Sur une initiative de son nouveau président, Jean-Yves Mano, l'OPAC va se constituer partie civile dans l'affaire des HLM de Paris.

L'OPAC va se constituer partie civile dans l'affaire des HLM de Paris, a annoncé lundi à l'AFP le nouveau président de l'Office, Jean-Yves Mano (PS), adjoint de Bertrand Delanoë chargé du Logement. Dans la matinée, M. Mano a été autorisé à effectuer cette démarche par son conseil d'administration.

Son prédécesseur à la tête du conseil d'administration de l'Office Public d'Aménagement et de Construction, l'ex-maire de Paris Jean Tiberi, est mis en examen depuis juin 1999 dans cette affaire instruite par le juge Eric Halphen, qui tente de prouver un financement occulte du RPR par des entreprises ayant traité avec l'office HLM le plus important de France.
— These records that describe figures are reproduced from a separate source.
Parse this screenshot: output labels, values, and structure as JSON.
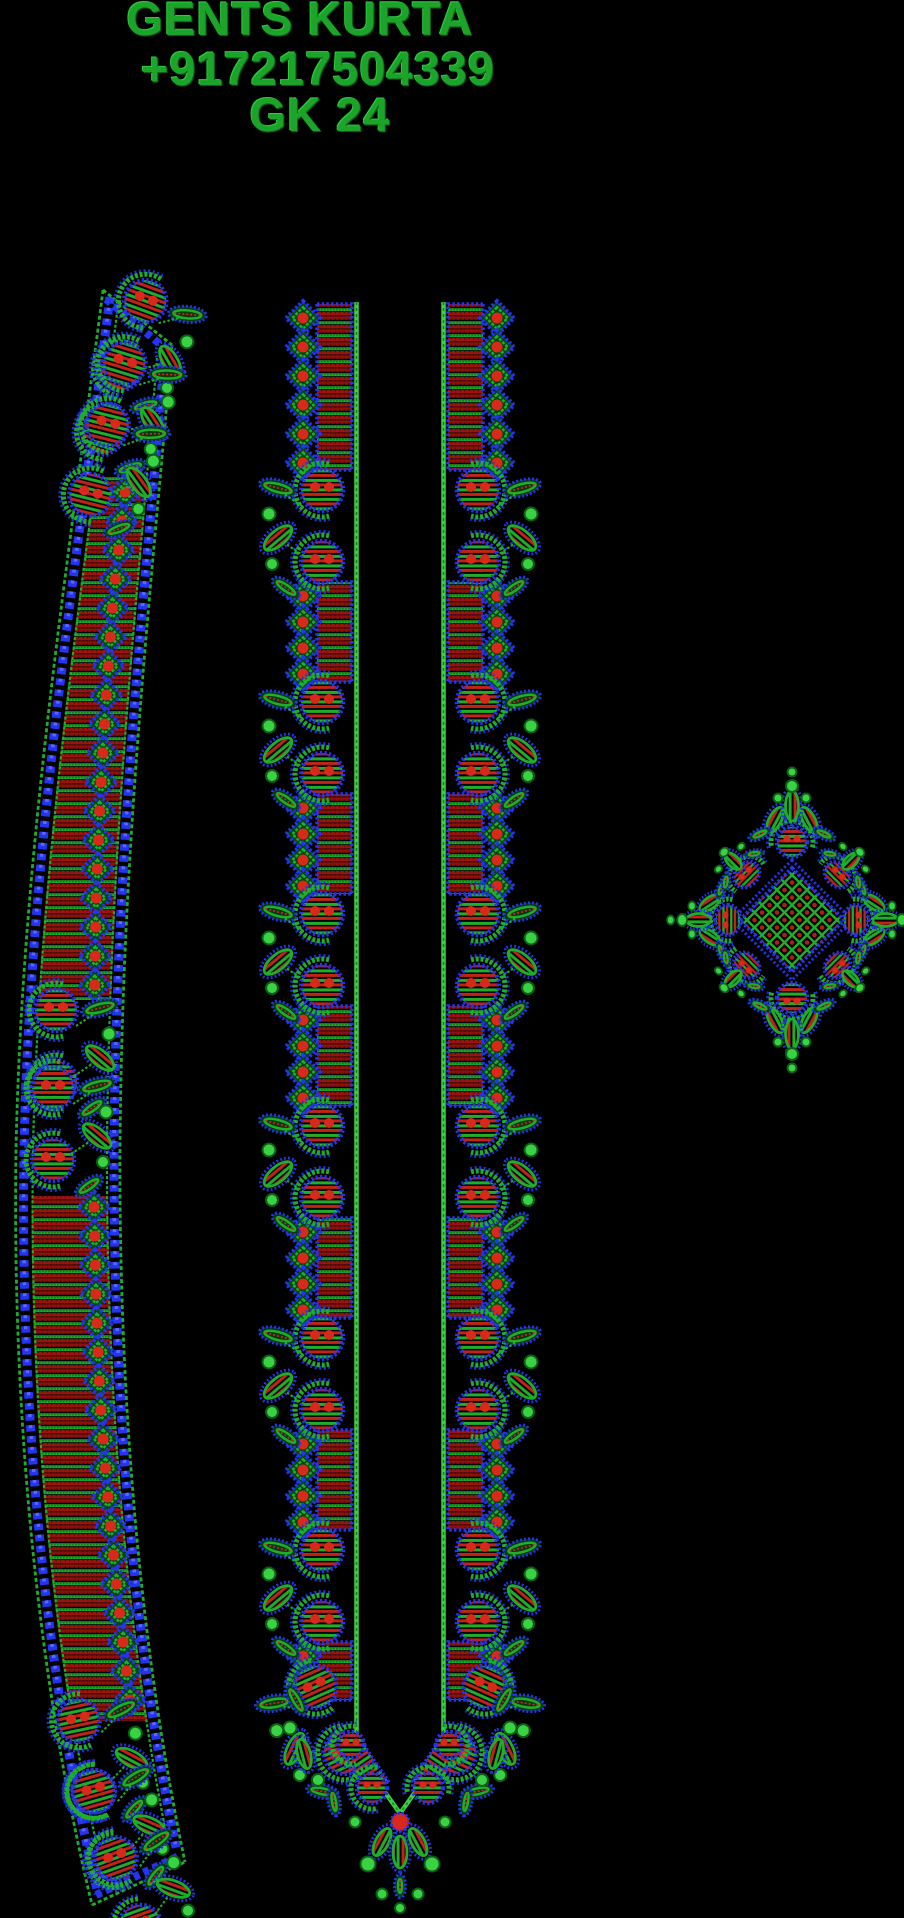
{
  "header": {
    "line1": "GENTS KURTA",
    "line2": "+917217504339",
    "line3": "GK 24"
  },
  "colors": {
    "background": "#000000",
    "text_green": "#1ba32a",
    "green": "#1fae2c",
    "green_bright": "#3bd145",
    "green_dark": "#0a5f14",
    "blue": "#2434ef",
    "blue_bright": "#5a68ff",
    "red_dark": "#96150e",
    "red_deep": "#8a120b",
    "red_bright": "#d8291a",
    "red_mid": "#c22317"
  }
}
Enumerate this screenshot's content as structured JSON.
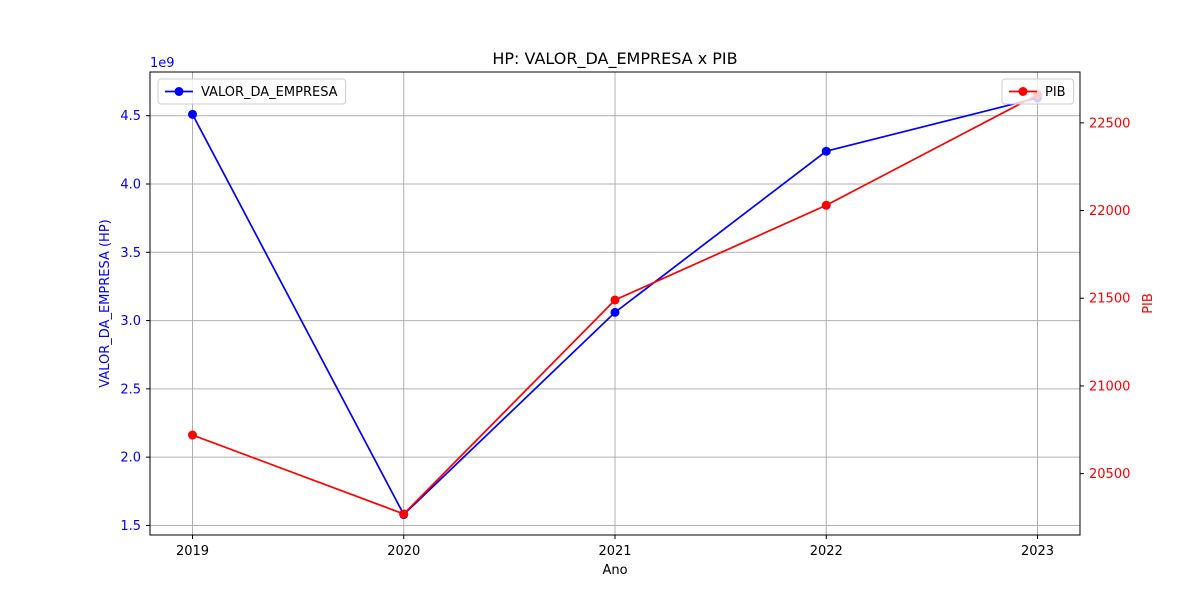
{
  "chart_data": {
    "type": "line",
    "title": "HP: VALOR_DA_EMPRESA x PIB",
    "xlabel": "Ano",
    "categories": [
      "2019",
      "2020",
      "2021",
      "2022",
      "2023"
    ],
    "x": [
      2019,
      2020,
      2021,
      2022,
      2023
    ],
    "left_axis": {
      "label": "VALOR_DA_EMPRESA (HP)",
      "offset_text": "1e9",
      "color": "#0000ff",
      "ticks": [
        "1.5",
        "2.0",
        "2.5",
        "3.0",
        "3.5",
        "4.0",
        "4.5"
      ],
      "tick_values": [
        1.5,
        2.0,
        2.5,
        3.0,
        3.5,
        4.0,
        4.5
      ],
      "ylim": [
        1.43,
        4.82
      ]
    },
    "right_axis": {
      "label": "PIB",
      "color": "#ff0000",
      "ticks": [
        "20500",
        "21000",
        "21500",
        "22000",
        "22500"
      ],
      "tick_values": [
        20500,
        21000,
        21500,
        22000,
        22500
      ],
      "ylim": [
        20150,
        22790
      ]
    },
    "series": [
      {
        "name": "VALOR_DA_EMPRESA",
        "axis": "left",
        "color": "#0000ff",
        "marker": "circle",
        "values": [
          4.51,
          1.58,
          3.06,
          4.24,
          4.63
        ]
      },
      {
        "name": "PIB",
        "axis": "right",
        "color": "#ff0000",
        "marker": "circle",
        "values": [
          20720,
          20270,
          21490,
          22030,
          22660
        ]
      }
    ],
    "grid": true,
    "legends": [
      {
        "series": "VALOR_DA_EMPRESA",
        "placement": "upper-left"
      },
      {
        "series": "PIB",
        "placement": "upper-right"
      }
    ]
  }
}
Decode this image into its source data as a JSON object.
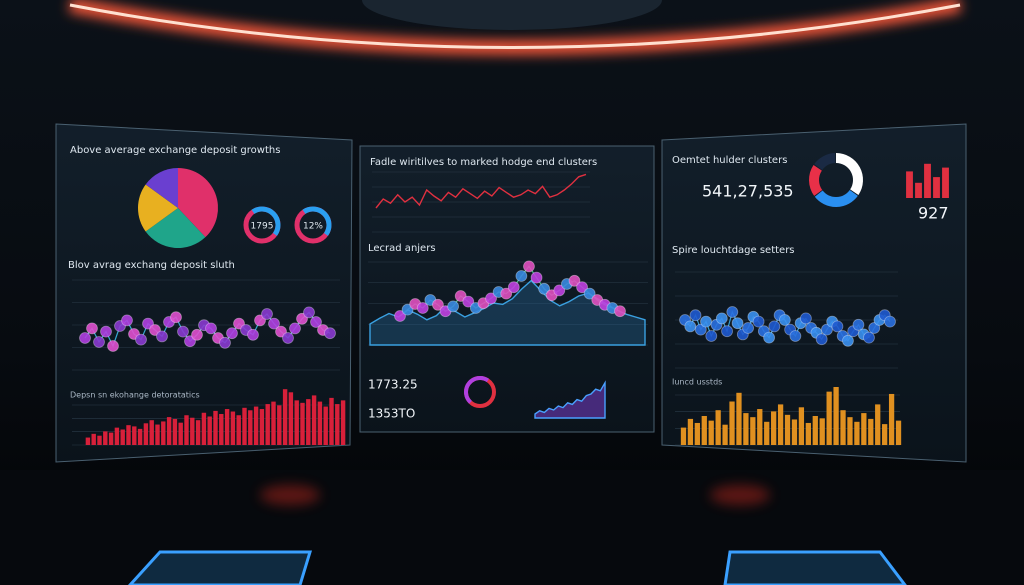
{
  "left": {
    "title": "Above average exchange deposit growths",
    "pie": [
      38,
      27,
      20,
      15
    ],
    "pie_colors": [
      "#e0306a",
      "#1fa58a",
      "#e8b020",
      "#6a3fd0"
    ],
    "gauges": [
      "1795",
      "12%"
    ],
    "scatter_title": "Blov avrag exchang deposit sluth",
    "scatter": [
      40,
      52,
      35,
      48,
      30,
      55,
      62,
      45,
      38,
      58,
      50,
      42,
      60,
      66,
      48,
      36,
      44,
      56,
      52,
      40,
      34,
      46,
      58,
      50,
      44,
      62,
      70,
      58,
      48,
      40,
      52,
      64,
      72,
      60,
      50,
      46
    ],
    "bars_title": "Depsn sn ekohange detoratatics",
    "bars": [
      12,
      18,
      15,
      22,
      20,
      28,
      25,
      32,
      30,
      26,
      35,
      40,
      33,
      38,
      45,
      42,
      36,
      48,
      44,
      40,
      52,
      46,
      55,
      50,
      58,
      54,
      48,
      60,
      56,
      62,
      58,
      66,
      70,
      64,
      90,
      85,
      72,
      68,
      74,
      80,
      70,
      62,
      76,
      66,
      72
    ]
  },
  "middle": {
    "title": "Fadle wiritilves to marked hodge end clusters",
    "line": [
      40,
      55,
      48,
      62,
      50,
      58,
      45,
      70,
      60,
      52,
      66,
      58,
      72,
      64,
      56,
      68,
      60,
      74,
      66,
      58,
      62,
      70,
      64,
      76,
      58,
      62,
      70,
      80,
      92,
      96
    ],
    "cluster_title": "Lecrad anjers",
    "clusters": [
      30,
      38,
      45,
      40,
      50,
      44,
      36,
      42,
      55,
      48,
      40,
      46,
      52,
      60,
      58,
      66,
      80,
      92,
      78,
      64,
      56,
      62,
      70,
      74,
      66,
      58,
      50,
      44,
      40,
      36
    ],
    "stats": [
      "1773.25",
      "1353TO"
    ],
    "area": [
      10,
      18,
      14,
      24,
      20,
      30,
      26,
      38,
      34,
      46,
      42,
      56,
      60,
      72,
      68,
      88
    ]
  },
  "right": {
    "title": "Oemtet hulder clusters",
    "headline": "541,27,535",
    "donut": [
      35,
      30,
      20,
      15
    ],
    "donut_colors": [
      "#ffffff",
      "#2a8ff0",
      "#e83048",
      "#1a2a44"
    ],
    "mini_bars": [
      70,
      40,
      90,
      55,
      80
    ],
    "kpi": "927",
    "scatter_title": "Spire louchtdage setters",
    "scatter": [
      60,
      52,
      66,
      48,
      58,
      40,
      54,
      62,
      46,
      70,
      56,
      42,
      50,
      64,
      58,
      46,
      38,
      52,
      66,
      60,
      48,
      40,
      56,
      62,
      50,
      44,
      36,
      48,
      58,
      52,
      40,
      34,
      46,
      54,
      42,
      38,
      50,
      60,
      66,
      58
    ],
    "bars_title": "Iuncd usstds",
    "bars": [
      30,
      45,
      38,
      50,
      42,
      60,
      35,
      75,
      90,
      55,
      48,
      62,
      40,
      58,
      70,
      52,
      44,
      65,
      38,
      50,
      46,
      92,
      100,
      60,
      48,
      40,
      55,
      45,
      70,
      36,
      88,
      42
    ]
  }
}
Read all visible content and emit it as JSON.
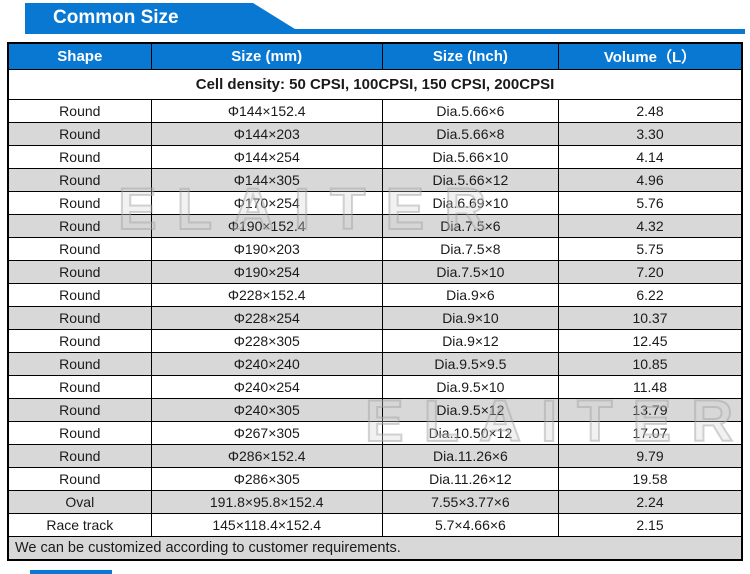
{
  "banner": {
    "title": "Common Size"
  },
  "watermark": {
    "text": "ELAITER"
  },
  "colors": {
    "accent_blue": "#0878d2",
    "row_alt_gray": "#d8d8d8",
    "banner_text": "#ffffff"
  },
  "table": {
    "caption": "Cell density: 50 CPSI, 100CPSI, 150 CPSI, 200CPSI",
    "columns": [
      "Shape",
      "Size (mm)",
      "Size (Inch)",
      "Volume（L）"
    ],
    "rows": [
      [
        "Round",
        "Φ144×152.4",
        "Dia.5.66×6",
        "2.48"
      ],
      [
        "Round",
        "Φ144×203",
        "Dia.5.66×8",
        "3.30"
      ],
      [
        "Round",
        "Φ144×254",
        "Dia.5.66×10",
        "4.14"
      ],
      [
        "Round",
        "Φ144×305",
        "Dia.5.66×12",
        "4.96"
      ],
      [
        "Round",
        "Φ170×254",
        "Dia.6.69×10",
        "5.76"
      ],
      [
        "Round",
        "Φ190×152.4",
        "Dia.7.5×6",
        "4.32"
      ],
      [
        "Round",
        "Φ190×203",
        "Dia.7.5×8",
        "5.75"
      ],
      [
        "Round",
        "Φ190×254",
        "Dia.7.5×10",
        "7.20"
      ],
      [
        "Round",
        "Φ228×152.4",
        "Dia.9×6",
        "6.22"
      ],
      [
        "Round",
        "Φ228×254",
        "Dia.9×10",
        "10.37"
      ],
      [
        "Round",
        "Φ228×305",
        "Dia.9×12",
        "12.45"
      ],
      [
        "Round",
        "Φ240×240",
        "Dia.9.5×9.5",
        "10.85"
      ],
      [
        "Round",
        "Φ240×254",
        "Dia.9.5×10",
        "11.48"
      ],
      [
        "Round",
        "Φ240×305",
        "Dia.9.5×12",
        "13.79"
      ],
      [
        "Round",
        "Φ267×305",
        "Dia.10.50×12",
        "17.07"
      ],
      [
        "Round",
        "Φ286×152.4",
        "Dia.11.26×6",
        "9.79"
      ],
      [
        "Round",
        "Φ286×305",
        "Dia.11.26×12",
        "19.58"
      ],
      [
        "Oval",
        "191.8×95.8×152.4",
        "7.55×3.77×6",
        "2.24"
      ],
      [
        "Race track",
        "145×118.4×152.4",
        "5.7×4.66×6",
        "2.15"
      ]
    ],
    "footer": "We can be customized according to customer requirements."
  }
}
Pour M. Mano, cette constitution de partie civile a deux motifs: "permettre au conseil d'administration d'avoir accès au dossier", et demander réparation du "préjudice moral subi par l'OPAC, atteint dans son image, y compris pour son personnel".

Le même conseil d'administration a nommé le nouveau directeur général, l'ancien préfet Jean-François Gueullette, en remplacement d'Yves Laffoucrière.Sur 21 administrateurs, 11 sont nouveaux. Deux élus (contre un auparavant) de l'opposition municipale siègent au CA, Jean Tiberi et Jacques Toubon.

M. Tiberi a indiqué à l'AFP avoir "voté contre" l'autorisation de se porter partie civile, "dans la mesure où il n'y a aucun fait nouveau depuis la réunion du CA où le problème avait été évoqué et où, à une forte majorité, la proposition avait été rejetée". "J'ai toujours dit: laissons s'achever la procédure, et voyons si sont établis des fautes claires et des préjudices au détriment de l'OPAC".

Par deux fois sous l'ancienne mandature, en juin 1999 et en septembre 2000, la question avait été posée en vain par Bertrand Bret (PS), alors représentant de l'opposition municipale, et Emmanuel Spinat, représentant une association de locataires de l'OPAC.